Bowdoin College biochemist David Page, who has conducted studies for Exxon, said he was skeptical of Short's findings.

"For at least the last seven years, natural factors in PWS have been the major factor in governing ecological changes," he added in an e-mail.

The meeting continued Wednesday at the Egan Convention Center in Anchorage with discussions about how a long-term research program to monitor the Gulf of Alaska could tie in with other research from Southeast Alaska and the Bering Sea.

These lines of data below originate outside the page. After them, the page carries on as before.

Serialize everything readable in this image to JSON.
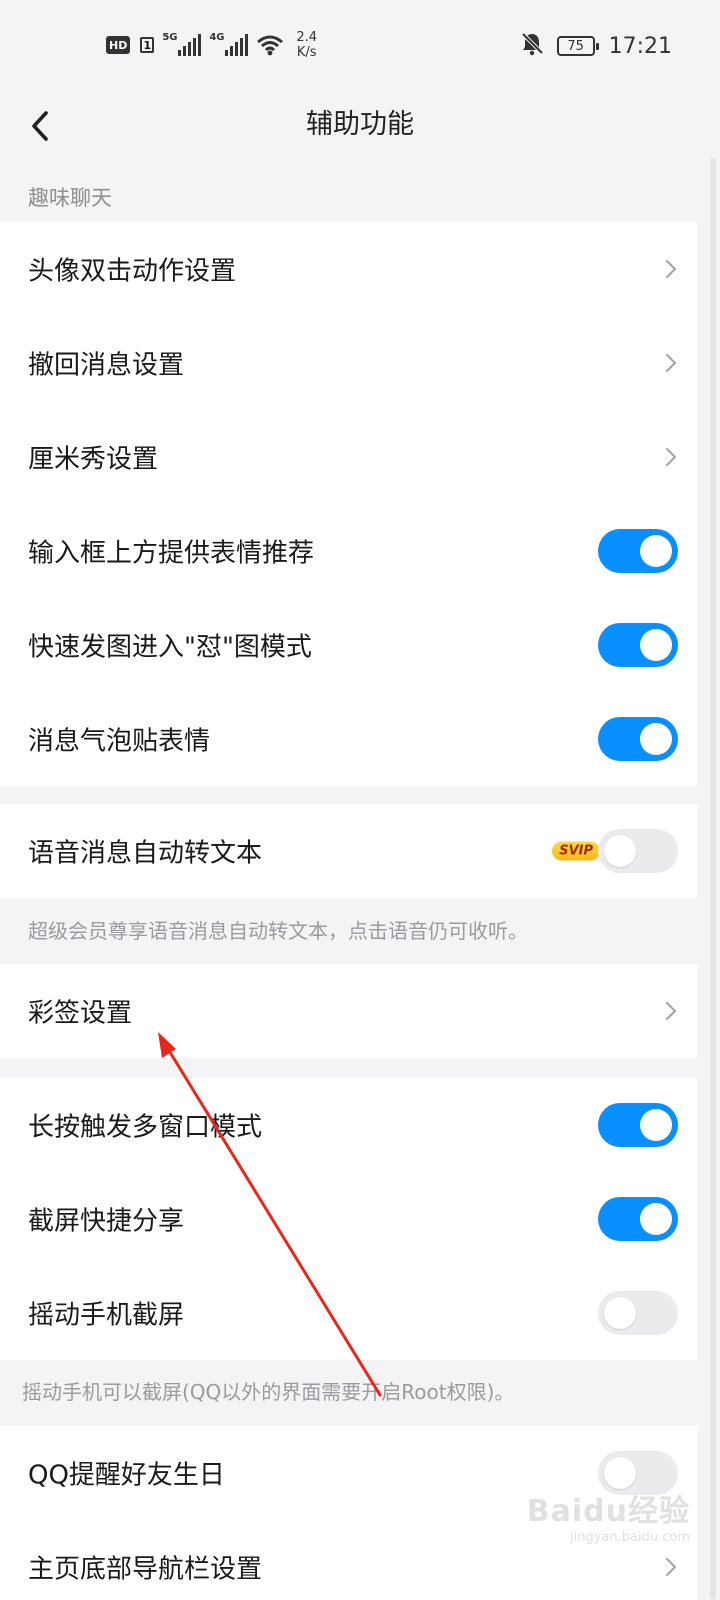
{
  "status_bar": {
    "hd": "HD",
    "sim": "1",
    "signal1": "5G",
    "signal2": "4G",
    "speed_value": "2.4",
    "speed_unit": "K/s",
    "battery": "75",
    "time": "17:21",
    "icons": [
      "bell-muted-icon",
      "wifi-icon",
      "battery-icon"
    ]
  },
  "header": {
    "title": "辅助功能"
  },
  "section_label": "趣味聊天",
  "group1": [
    {
      "label": "头像双击动作设置",
      "control": "chevron"
    },
    {
      "label": "撤回消息设置",
      "control": "chevron"
    },
    {
      "label": "厘米秀设置",
      "control": "chevron"
    },
    {
      "label": "输入框上方提供表情推荐",
      "control": "toggle",
      "on": true
    },
    {
      "label": "快速发图进入\"怼\"图模式",
      "control": "toggle",
      "on": true
    },
    {
      "label": "消息气泡贴表情",
      "control": "toggle",
      "on": true
    }
  ],
  "voice": {
    "label": "语音消息自动转文本",
    "badge": "SVIP",
    "on": false
  },
  "voice_hint": "超级会员尊享语音消息自动转文本，点击语音仍可收听。",
  "signature": {
    "label": "彩签设置"
  },
  "group3": [
    {
      "label": "长按触发多窗口模式",
      "on": true
    },
    {
      "label": "截屏快捷分享",
      "on": true
    },
    {
      "label": "摇动手机截屏",
      "on": false
    }
  ],
  "shake_hint": "摇动手机可以截屏(QQ以外的界面需要开启Root权限)。",
  "group4": [
    {
      "label": "QQ提醒好友生日",
      "on": false
    },
    {
      "label": "主页底部导航栏设置"
    }
  ],
  "watermark": {
    "main": "Baidu经验",
    "sub": "jingyan.baidu.com"
  },
  "colors": {
    "accent": "#0a8fff",
    "annotation": "#e8261b"
  }
}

As about 100 scientists and others gathered in a basement hall on Tuesday, seven biologists gave reports on lingering oil and the status of fisheries, birds and marine mammals in the spill zone. Included was a presentation on the beach survey, conducted by Auke Bay Lab with $572,000 from the Trustee Council and help from the Bureau of Economic Geography at the University of Texas.

Over 90 days last summer, a field crew visited 91 sites along about five miles of beaches, covering about 20 percent of the area classified as heavily or moderately oiled between 1989 and 1993, Short said. They dug 6,775 pits at random locations, then dug dozens of additional pits every time they found oil to calculate how far it spread.

To gather enough data to make a meaningful estimate of how much oil remained and how fast it was weathering and leaching away, Short and the other investigators hoped to find oil at least 1 percent of the time.

Instead they discovered oil at 53 of 91 sites, in 568 different pits - about eight times more often than they expected. Although most of the pits were "lightly oiled," about 20 contained oil that looked as fresh as that just a few weeks after the 1989 spill - "highly odiferous, lightly weathered, and very fluid," they wrote in a preliminary report.

In the end, Short and his team estimated that about 10,000 gallons of Exxon Valdez crude remains buried under 26 to 28 acres spread along about 4.3 miles of shoreline scattered throughout the area, according to preliminary figures released on Monday. It appeared to be declining at 26 percent per year.